Published June 19, 2013
The decision by Dish raises the chances that the SoftBank bid, which was sweetened by 7.5% to $21.6 billion last week, will prevail.
Dish determined it was “impracticable” to submit a revised bid by the Tuesday deadline after Sprint “prematurely” ended due diligence and accepted “extreme deal protections” in the revised agreement with SoftBank.
Dish said it “continues to see strategic value in a merger with Sprint” and will consider its “options with respect to Sprint,” but now focus the company’s “efforts and resources” on sealing a takeover of broadband provider Clearwire (CLWR).
While Dish had made a preliminary $25.5 billion offer to buy all of Sprint, SoftBank’s bid is valued at $21.6 billion for 78% of the Overland Park, Kan.-based telecom.

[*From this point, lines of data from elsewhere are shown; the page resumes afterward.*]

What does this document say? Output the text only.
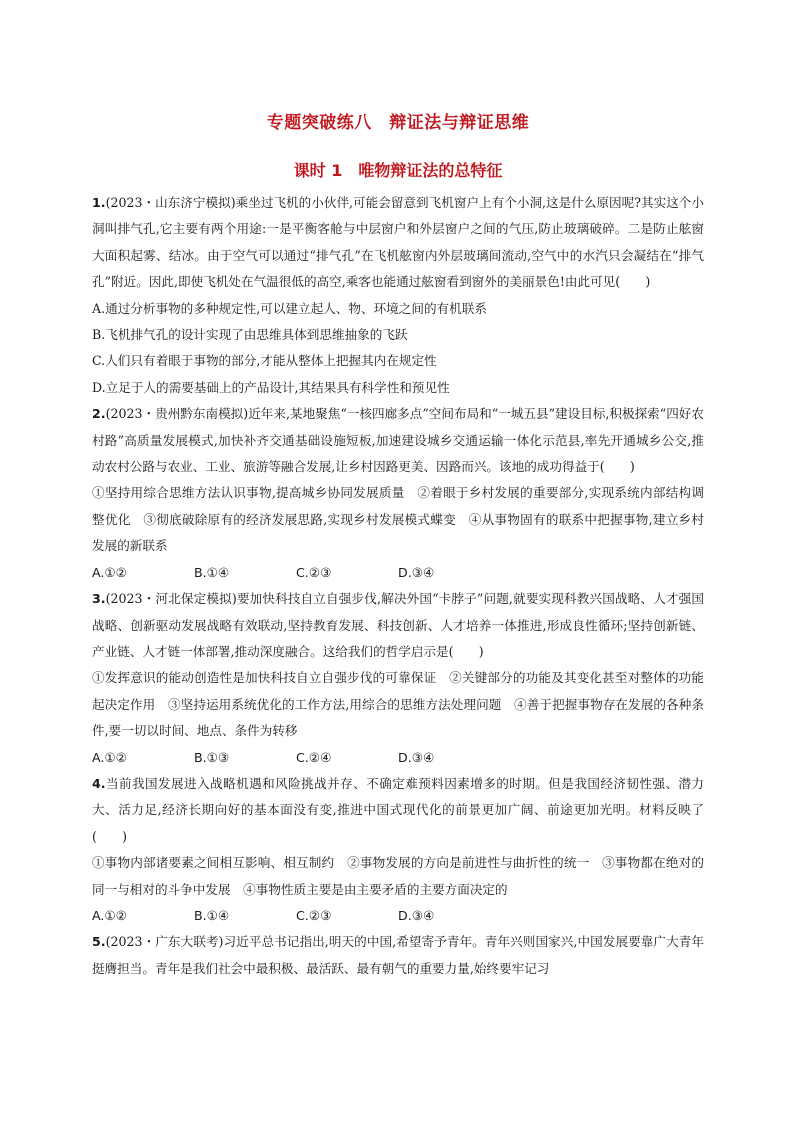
专题突破练八　辩证法与辩证思维
课时 1　唯物辩证法的总特征

1.(2023・山东济宁模拟)乘坐过飞机的小伙伴,可能会留意到飞机窗户上有个小洞,这是什么原因呢?其实这个小洞叫排气孔,它主要有两个用途:一是平衡客舱与中层窗户和外层窗户之间的气压,防止玻璃破碎。二是防止舷窗大面积起雾、结冰。由于空气可以通过“排气孔”在飞机舷窗内外层玻璃间流动,空气中的水汽只会凝结在“排气孔”附近。因此,即使飞机处在气温很低的高空,乘客也能通过舷窗看到窗外的美丽景色!由此可见(　　)

A.通过分析事物的多种规定性,可以建立起人、物、环境之间的有机联系

B.飞机排气孔的设计实现了由思维具体到思维抽象的飞跃

C.人们只有着眼于事物的部分,才能从整体上把握其内在规定性

D.立足于人的需要基础上的产品设计,其结果具有科学性和预见性

2.(2023・贵州黔东南模拟)近年来,某地聚焦“一核四廊多点”空间布局和“一城五县”建设目标,积极探索“四好农村路”高质量发展模式,加快补齐交通基础设施短板,加速建设城乡交通运输一体化示范县,率先开通城乡公交,推动农村公路与农业、工业、旅游等融合发展,让乡村因路更美、因路而兴。该地的成功得益于(　　)

①坚持用综合思维方法认识事物,提高城乡协同发展质量　②着眼于乡村发展的重要部分,实现系统内部结构调整优化　③彻底破除原有的经济发展思路,实现乡村发展模式蝶变　④从事物固有的联系中把握事物,建立乡村发展的新联系

A.①②	B.①④	C.②③	D.③④

3.(2023・河北保定模拟)要加快科技自立自强步伐,解决外国“卡脖子”问题,就要实现科教兴国战略、人才强国战略、创新驱动发展战略有效联动,坚持教育发展、科技创新、人才培养一体推进,形成良性循环;坚持创新链、产业链、人才链一体部署,推动深度融合。这给我们的哲学启示是(　　)

①发挥意识的能动创造性是加快科技自立自强步伐的可靠保证　②关键部分的功能及其变化甚至对整体的功能起决定作用　③坚持运用系统优化的工作方法,用综合的思维方法处理问题　④善于把握事物存在发展的各种条件,要一切以时间、地点、条件为转移

A.①②	B.①③	C.②④	D.③④

4.当前我国发展进入战略机遇和风险挑战并存、不确定难预料因素增多的时期。但是我国经济韧性强、潜力大、活力足,经济长期向好的基本面没有变,推进中国式现代化的前景更加广阔、前途更加光明。材料反映了(　　)

①事物内部诸要素之间相互影响、相互制约　②事物发展的方向是前进性与曲折性的统一　③事物都在绝对的同一与相对的斗争中发展　④事物性质主要是由主要矛盾的主要方面决定的

A.①②	B.①④	C.②③	D.③④

5.(2023・广东大联考)习近平总书记指出,明天的中国,希望寄予青年。青年兴则国家兴,中国发展要靠广大青年挺膺担当。青年是我们社会中最积极、最活跃、最有朝气的重要力量,始终要牢记习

Last week, Sprint delayed a shareholder vote on the SoftBank transaction until June 25 from June 12 and gave Dish a June 18 deadline to produce its “best and final” offer.
The Sprint-SoftBank tie-up has already received a blessing from a key national-security panel and the companies have previously said they expect the deal to close in early July.

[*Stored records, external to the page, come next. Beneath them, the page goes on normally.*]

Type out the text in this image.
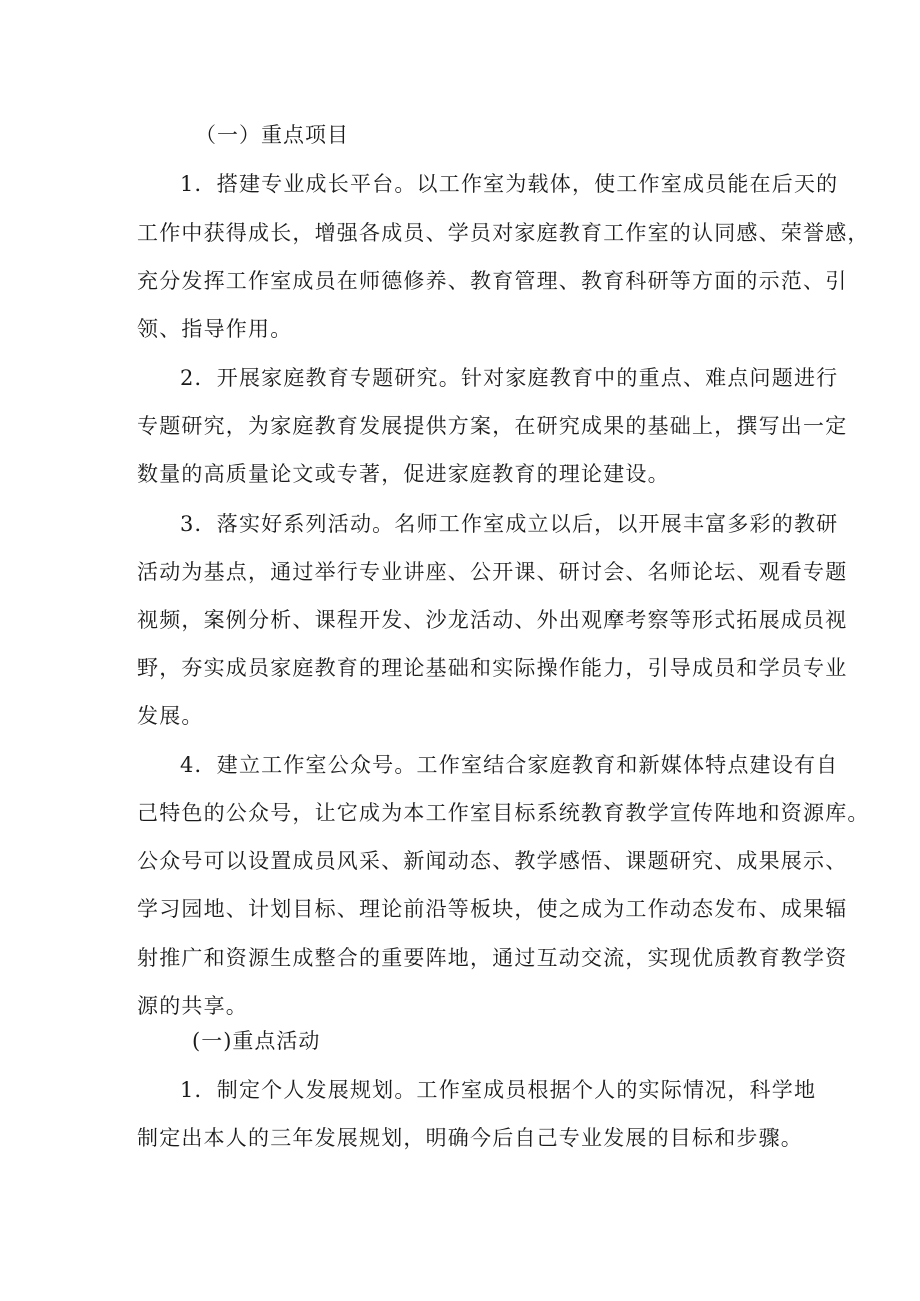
（一）重点项目
1．搭建专业成长平台。以工作室为载体，使工作室成员能在后天的
工作中获得成长，增强各成员、学员对家庭教育工作室的认同感、荣誉感，
充分发挥工作室成员在师德修养、教育管理、教育科研等方面的示范、引
领、指导作用。
2．开展家庭教育专题研究。针对家庭教育中的重点、难点问题进行
专题研究，为家庭教育发展提供方案，在研究成果的基础上，撰写出一定
数量的高质量论文或专著，促进家庭教育的理论建设。
3．落实好系列活动。名师工作室成立以后，以开展丰富多彩的教研
活动为基点，通过举行专业讲座、公开课、研讨会、名师论坛、观看专题
视频，案例分析、课程开发、沙龙活动、外出观摩考察等形式拓展成员视
野，夯实成员家庭教育的理论基础和实际操作能力，引导成员和学员专业
发展。
4．建立工作室公众号。工作室结合家庭教育和新媒体特点建设有自
己特色的公众号，让它成为本工作室目标系统教育教学宣传阵地和资源库。
公众号可以设置成员风采、新闻动态、教学感悟、课题研究、成果展示、
学习园地、计划目标、理论前沿等板块，使之成为工作动态发布、成果辐
射推广和资源生成整合的重要阵地，通过互动交流，实现优质教育教学资
源的共享。
(一)重点活动
1．制定个人发展规划。工作室成员根据个人的实际情况，科学地
制定出本人的三年发展规划，明确今后自己专业发展的目标和步骤。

Shares of Sprint slumped 3.42% to $7.08 Wednesday morning as Dish's decision to drop out lowers the prospects that SoftBank will have to boost its bid any further. Dish dipped 0.26% to $39.00.
With an influx of cash from SoftBank, Sprint is betting it can better compete with larger rivals AT&T (T) and Verizon Wireless, which is co-owned by Verizon Communications (VZ) and Vodafone (VOD). Sprint also faces a challenge from No. 4 player T-Mobile US (TMUS), which recently acquired MetroPCS.
Earlier this week Sprint sued both Dish and Clearwire in an attempt to block a sale of the coveted broadband provider to Dish. Clearwire, which is majority-owned by Sprint, blessed a sweetened takeover bid from Dish last week.